Fig. 5. Associations among biomarkers and ALFQA-induced proteome pathways.

a Schematic summarizing Spearman correlations among plasma proteome biomarkers in ALFQA (left) and alum (right) animals. Associations with p < 0.001 are indicated. Associations found in both Alum and ALFQA are shown in black. Associations found only in ALFQA or alum animals are in red or blue, respectively. Double-headed arrows indicate Spearman R > 0; there are no negative associations at this threshold. Two-tailed Mann–Whitney p < 0.05 direction between groups is indicated by vertical block arrows. Association with time of acquisition (TOA) p < 0.05 is depicted with purple text. b, c Graphical summaries of major biological themes identified by ingenuity pathway analysis (IPA) of ALFQA-induced proteome at b week 12 + 24 hours (alum n = 17 and ALFQA n = 12) and c week 13 (Alum n = 12 and ALFQA n = 12), compared to alum. Red and blue boxes indicate predicted activation and predicted inhibition, respectively; whereas red and blue lines indicate relationships that lead to activation and inhibition, respectively. Source data are provided as a Source Data file.

Fig. 6. Targets associated with decreased risk and hypothetical mechanisms of vaccine efficacy.

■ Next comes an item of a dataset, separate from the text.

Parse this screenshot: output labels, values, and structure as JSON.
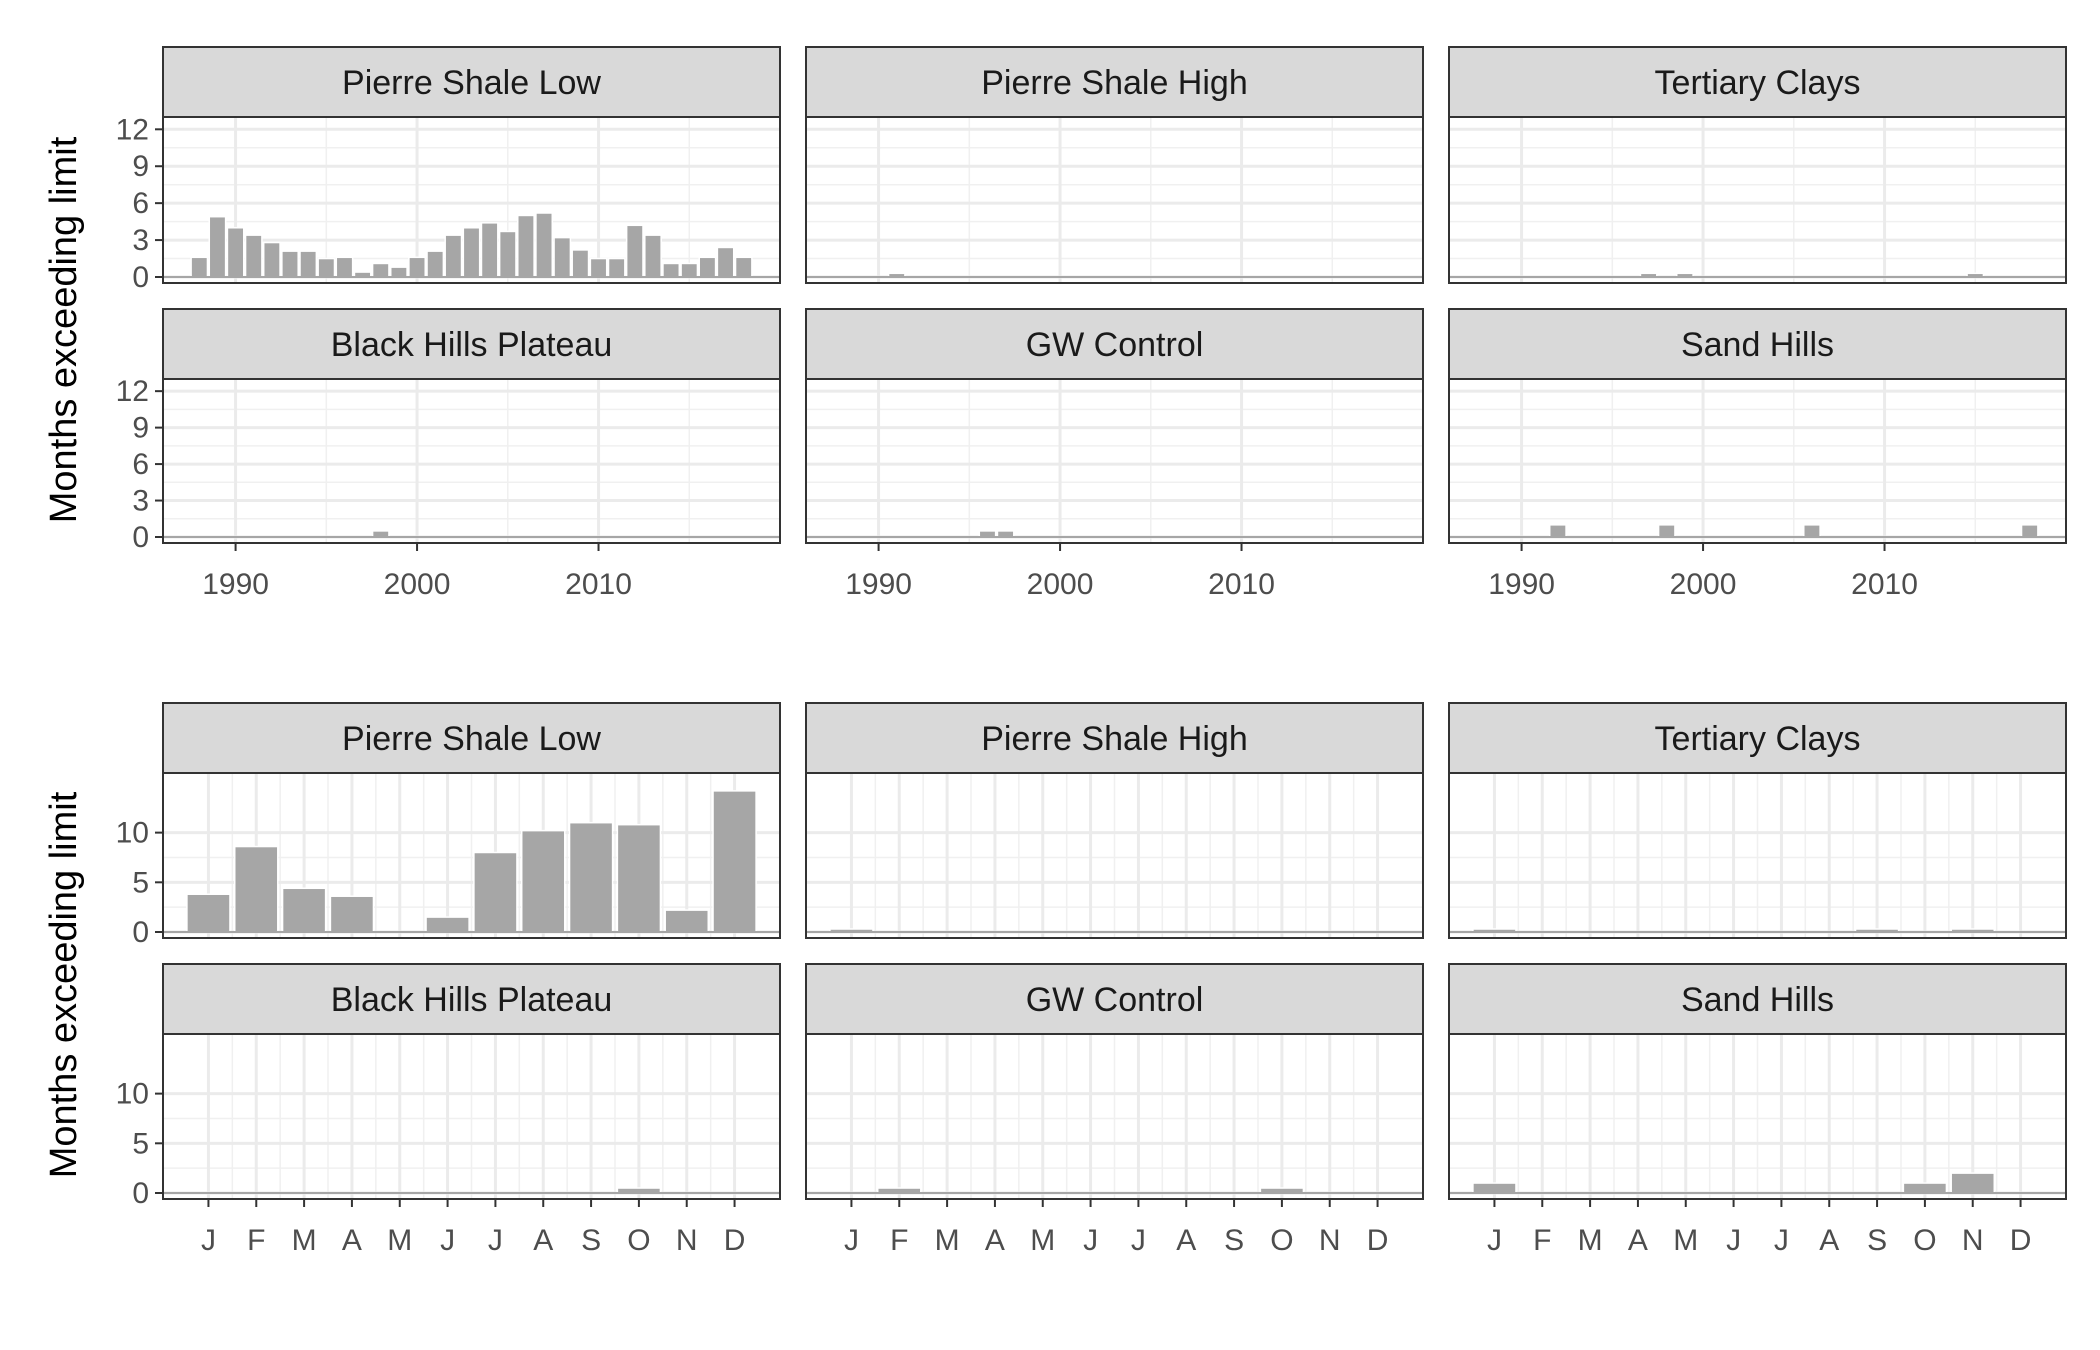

a Heatmap summarizing the significant two-tailed Spearman correlations between the absolute levels (pg/ml) of epidermal growth factor (EGF), Interleukin 17 F (IL-17F), C-C motif chemokine ligand 8 (CCL8), C-X-C motif chemokine ligand 8 (CXCL8), and lymphotoxin-alpha (LTA) measured in plasma collected at week 12 + 24 h from ALFQA (n = 12) and alum (n = 17) animals, and at week 13 from ALFQA (n = 12) and alum (n = 12) animals, and time of acquisition (TOA). The ρ-values are identified by the color-scale, while the significant correlations (p < 0.05) are identified by asterisks. Reported p values are unadjusted for multiple comparisons. b, c Correlation of the absolute level (pg/ml) of plasma LTA at week 13 with b TOA in ALFQA (n = 12) or alum (n = 12) animals or c the vaccine-induced change (week 13 – baseline) of the frequency of rectal DC-10 in ALFQA (n = 12) animals (paired data not available in alum-treated animals). d Correlations of the absolute level (pg/ml) of plasma CCL8 at week 12 + 24 h with TOA in alum (n = 17) and ALFQA (n = 12) animals. e Schematic representation of immune responses contributing to vaccine efficacy at the systemic and mucosal levels and their comparison between ALFQA (left) and Alum (right) groups. In peripheral blood, the immunization with ΔV1DNA/ALVAC and ΔV1gp120 protein boost adjuvanted in ALFQA induces antibodies to gp120 mediating ADCC, and, when compared to Alum, higher ADCP and ADNP, together with higher CD14⁺ efferocytes. In the ALFQA group, vaccination induces higher levels of LTA and other cytokines/chemokines. LTA in plasma induces mucosal tolerogenic DC-10, toward a protective phenotype. Together with increased anti-inflammatory CD73⁺CD163⁺ macrophages and ILCs that express NKp44⁺ and maintain tissue-homeostasis, DC-10 favors the killing and clearance of SIV-infected apoptotic cells, preventing the recruitment of CD4⁺ target T cells. The figure contains images (monkeys and immunogens) created in BioRender. Woode, E. (2025) https://BioRender.com/p4mqsnf. Correlations: b–d two-tailed Spearman correlation with simple linear regression. Alum animals and correlations are depicted in blue, ALFQA animals and correlations are depicted in red. Source data are provided as a Source Data file.